Assez caramélisée et raffinée côté houblon, malgré qu’on a laissé le grain vivre de manière convenable.  Tiède et subtile en bouche avec une amertume moyenne, c’est davantage la finale de caramel de vin d’orge que l’on remarque avant l’aftertaste ou l’amertume monte bien.  Correcte et sans plus, on donne une cote de C+.

Calypso 88 IBUs

Difficile de dire pourquoi la mousse est plus résistante que ses consoeurs, mais surtout aussi par son nez plus doux que ces dernières alors que l’IBU est plus élévé.  En bouche là où le Bravo est à l’image du citron, tandis que le Calypso est sous le signe de l’Orange.  Côté finale, l’amertume est plus présente que la Bravo mais de manière moins aggressive, alors que la finale est encore plus douce.  Difficile à classer mais très intéressant, on conclue donc à une belle cote de B.

Merkur 82 IBUs

Moins sucrée que ses comparses, le houblonnage est à quelque part entre l’orange du Calypso et les houblons plus feuillus.  Discret, ce houblon moins marqué donne un boost à l’alcool qui semble plus fort en bouche, mais heureusement le grain demeure le roi de la finale.  Le plus végétal de trois, c’est une IPA facile qui se mérite une cote de B-.

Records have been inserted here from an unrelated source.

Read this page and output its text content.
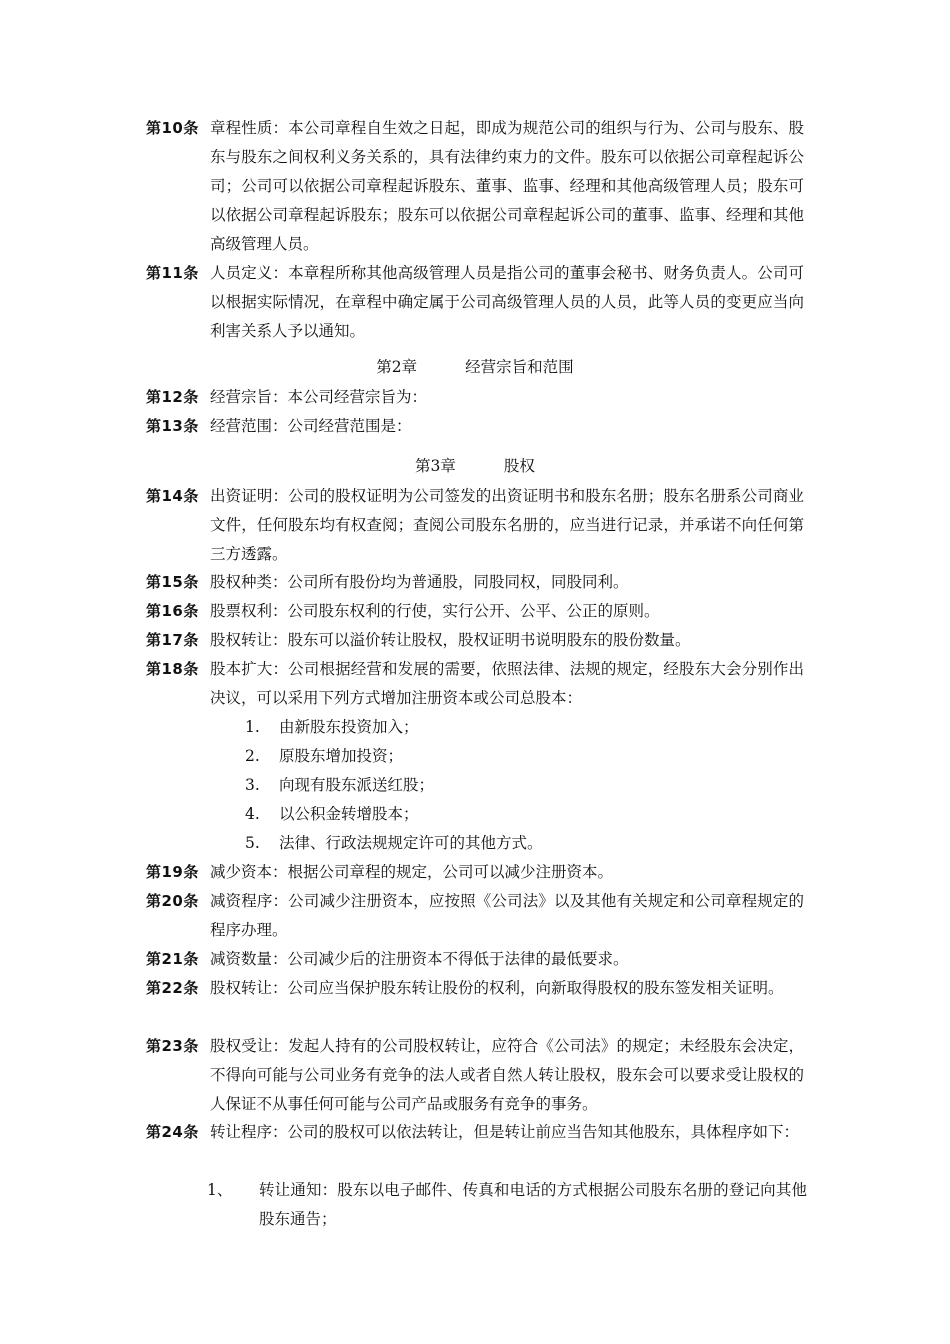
第10条 章程性质：本公司章程自生效之日起，即成为规范公司的组织与行为、公司与股东、股东与股东之间权利义务关系的，具有法律约束力的文件。股东可以依据公司章程起诉公司；公司可以依据公司章程起诉股东、董事、监事、经理和其他高级管理人员；股东可以依据公司章程起诉股东；股东可以依据公司章程起诉公司的董事、监事、经理和其他高级管理人员。
第11条 人员定义：本章程所称其他高级管理人员是指公司的董事会秘书、财务负责人。公司可以根据实际情况，在章程中确定属于公司高级管理人员的人员，此等人员的变更应当向利害关系人予以通知。
第2章	经营宗旨和范围
第12条 经营宗旨：本公司经营宗旨为：
第13条 经营范围：公司经营范围是：
第3章	股权
第14条 出资证明：公司的股权证明为公司签发的出资证明书和股东名册；股东名册系公司商业文件，任何股东均有权查阅；查阅公司股东名册的，应当进行记录，并承诺不向任何第三方透露。
第15条 股权种类：公司所有股份均为普通股，同股同权，同股同利。
第16条 股票权利：公司股东权利的行使，实行公开、公平、公正的原则。
第17条 股权转让：股东可以溢价转让股权，股权证明书说明股东的股份数量。
第18条 股本扩大：公司根据经营和发展的需要，依照法律、法规的规定，经股东大会分别作出决议，可以采用下列方式增加注册资本或公司总股本：
1. 由新股东投资加入；
2. 原股东增加投资；
3. 向现有股东派送红股；
4. 以公积金转增股本；
5. 法律、行政法规规定许可的其他方式。
第19条 减少资本：根据公司章程的规定，公司可以减少注册资本。
第20条 减资程序：公司减少注册资本，应按照《公司法》以及其他有关规定和公司章程规定的程序办理。
第21条 减资数量：公司减少后的注册资本不得低于法律的最低要求。
第22条 股权转让：公司应当保护股东转让股份的权利，向新取得股权的股东签发相关证明。
第23条 股权受让：发起人持有的公司股权转让，应符合《公司法》的规定；未经股东会决定，不得向可能与公司业务有竞争的法人或者自然人转让股权，股东会可以要求受让股权的人保证不从事任何可能与公司产品或服务有竞争的事务。
第24条 转让程序：公司的股权可以依法转让，但是转让前应当告知其他股东，具体程序如下：
1、 转让通知：股东以电子邮件、传真和电话的方式根据公司股东名册的登记向其他股东通告；
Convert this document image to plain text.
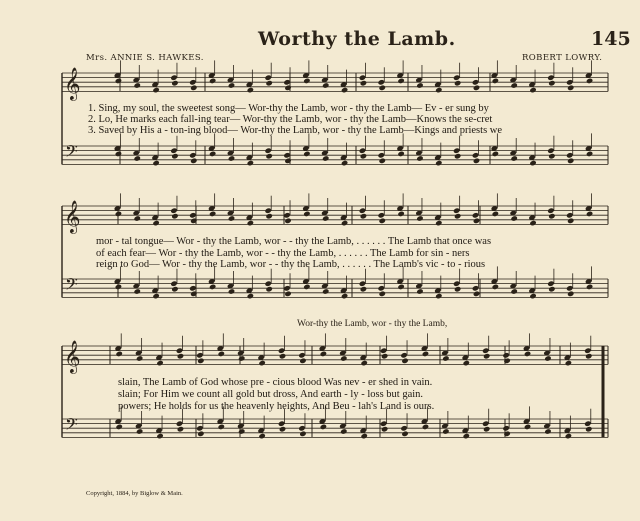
Worthy the Lamb.	145
Mrs. ANNIE S. HAWKES.	ROBERT LOWRY.
𝄞
𝄢
𝄞
𝄢
𝄞
𝄢
1. Sing, my soul, the sweetest song— Wor-thy the Lamb, wor - thy the Lamb— Ev - er sung by
2. Lo, He marks each fall-ing tear— Wor-thy the Lamb, wor - thy the Lamb—Knows the se-cret
3. Saved by His a - ton-ing blood— Wor-thy the Lamb, wor - thy the Lamb—Kings and priests we
mor - tal tongue— Wor - thy the Lamb, wor - - thy the Lamb, . . . . . . The Lamb that once was
of each fear— Wor - thy the Lamb, wor - - thy the Lamb, . . . . . . The Lamb for sin - ners
reign to God— Wor - thy the Lamb, wor - - thy the Lamb, . . . . . . The Lamb's vic - to - rious
Wor-thy the Lamb, wor - thy the Lamb,
slain, The Lamb of God whose pre - cious blood Was nev - er shed in vain.
slain; For Him we count all gold but dross, And earth - ly - loss but gain.
powers; He holds for us the heavenly heights, And Beu - lah's Land is ours.
Copyright, 1884, by Biglow & Main.
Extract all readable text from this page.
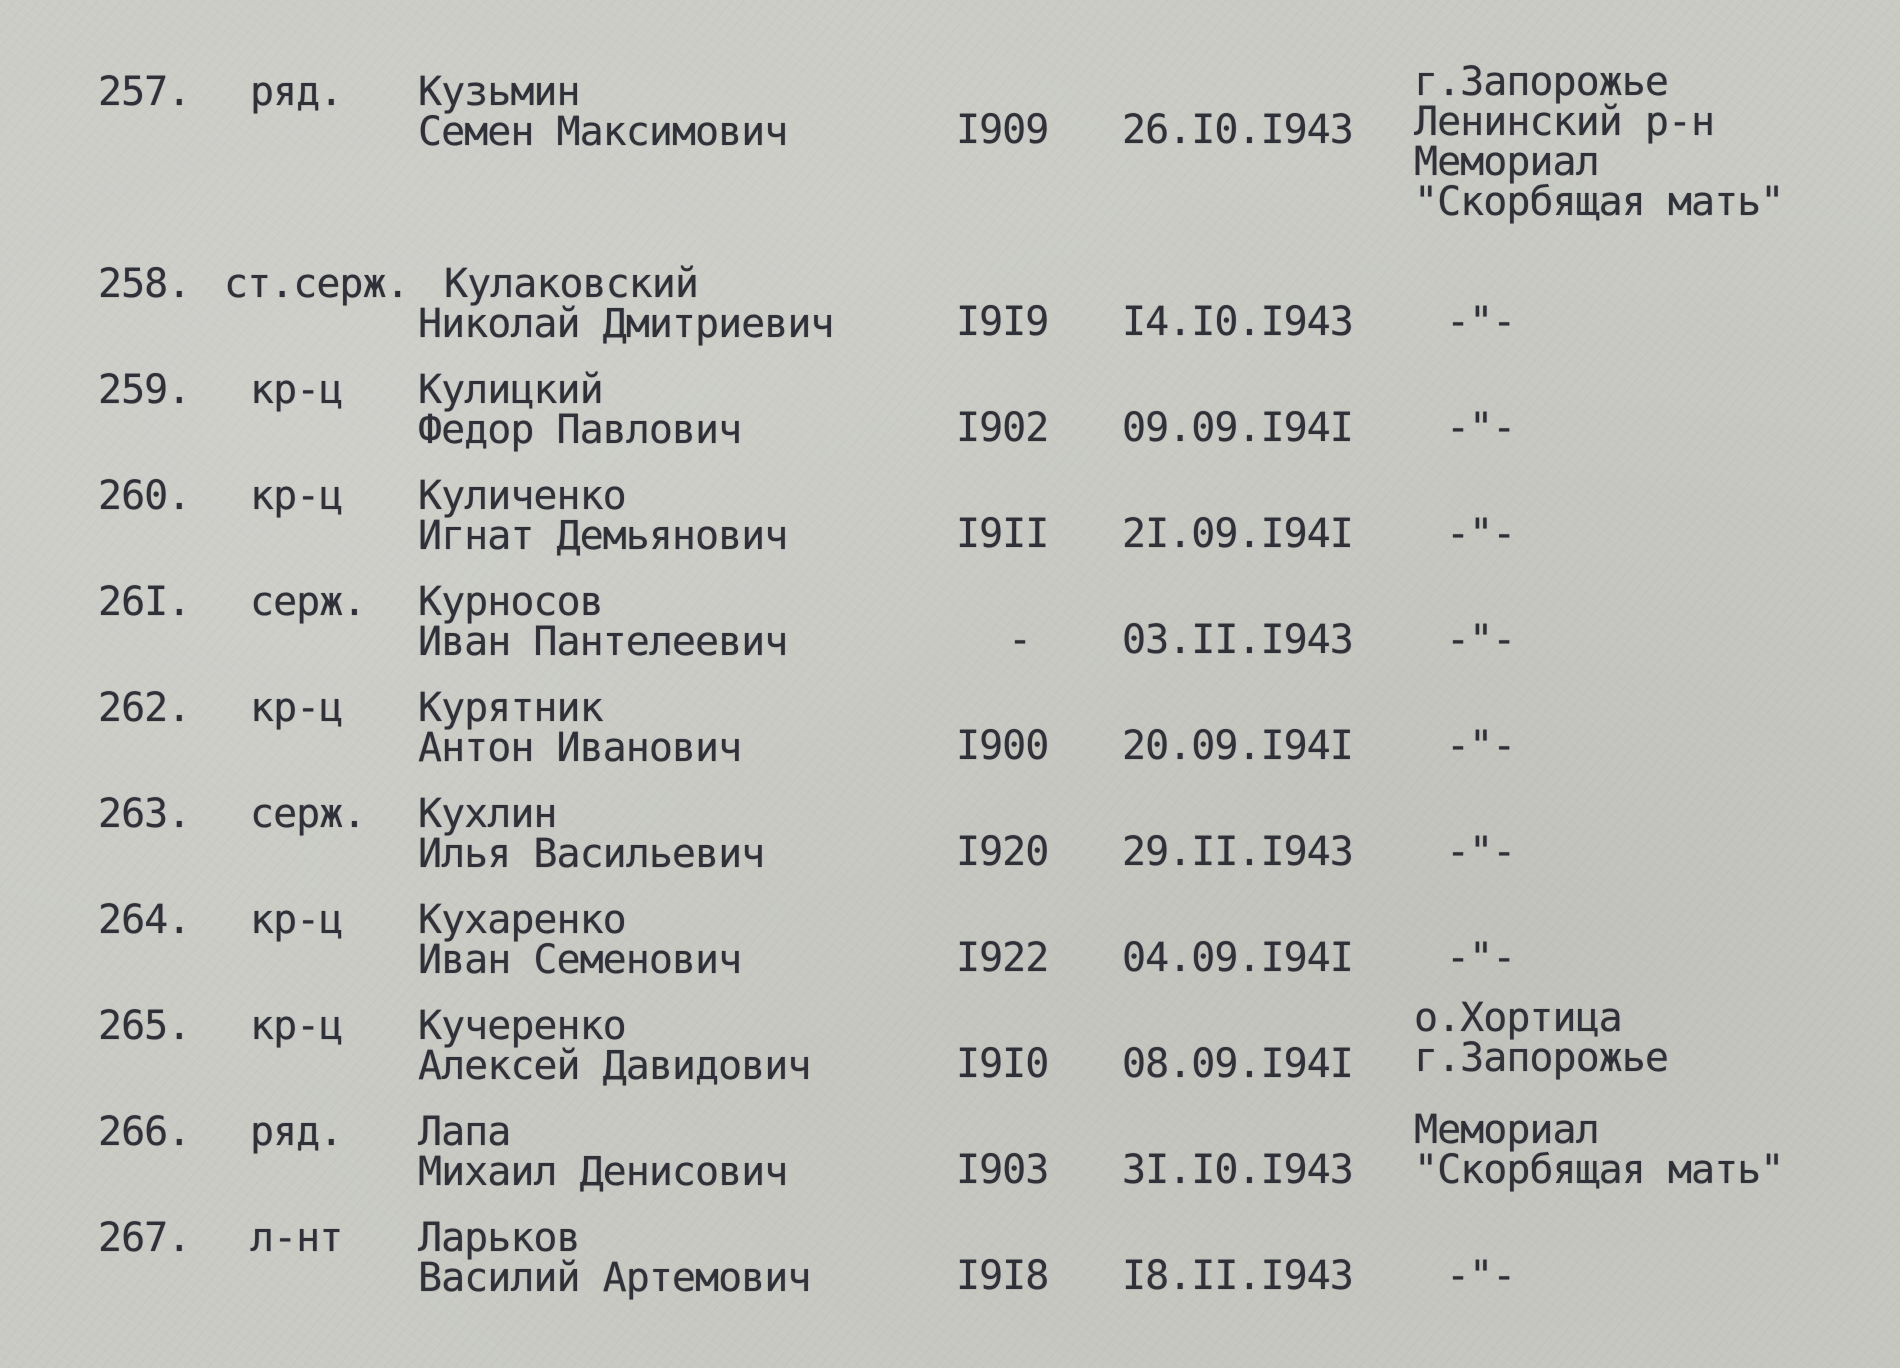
257. ряд. Кузьмин
Семен Максимович	I909 26.I0.I943
г.Запорожье
Ленинский р-н
Мемориал
"Скорбящая мать"
258. ст.серж. Кулаковский
Николай Дмитриевич	I9I9 I4.I0.I943 -"-
259. кр-ц Кулицкий
Федор Павлович	I902 09.09.I94I -"-
260. кр-ц Куличенко
Игнат Демьянович	I9II 2I.09.I94I -"-
26I. серж. Курносов
Иван Пантелеевич	- 03.II.I943 -"-
262. кр-ц Курятник
Антон Иванович	I900 20.09.I94I -"-
263. серж. Кухлин
Илья Васильевич	I920 29.II.I943 -"-
264. кр-ц Кухаренко
Иван Семенович	I922 04.09.I94I -"-
265. кр-ц Кучеренко
Алексей Давидович	I9I0 08.09.I94I
о.Хортица
г.Запорожье
266. ряд. Лапа
Михаил Денисович	I903 3I.I0.I943
Мемориал
"Скорбящая мать"
267. л-нт Ларьков
Василий Артемович	I9I8 I8.II.I943 -"-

Somme toute, c’est une belle preuve qu’IBU doit être pris dans le sens général du terme car le 79 IBUs du Bravo surpasse le 88 du Calypso en matière de sensation buccale.  Quant à savoir si la différence est marquée, pas vraiment, ou plutôt oui si on s’y attend et qu’on les boit en les comparer.  Sinon, il s’agit de 3 IPAs parmis lesquels je mettrais la Calypso en avant-plan.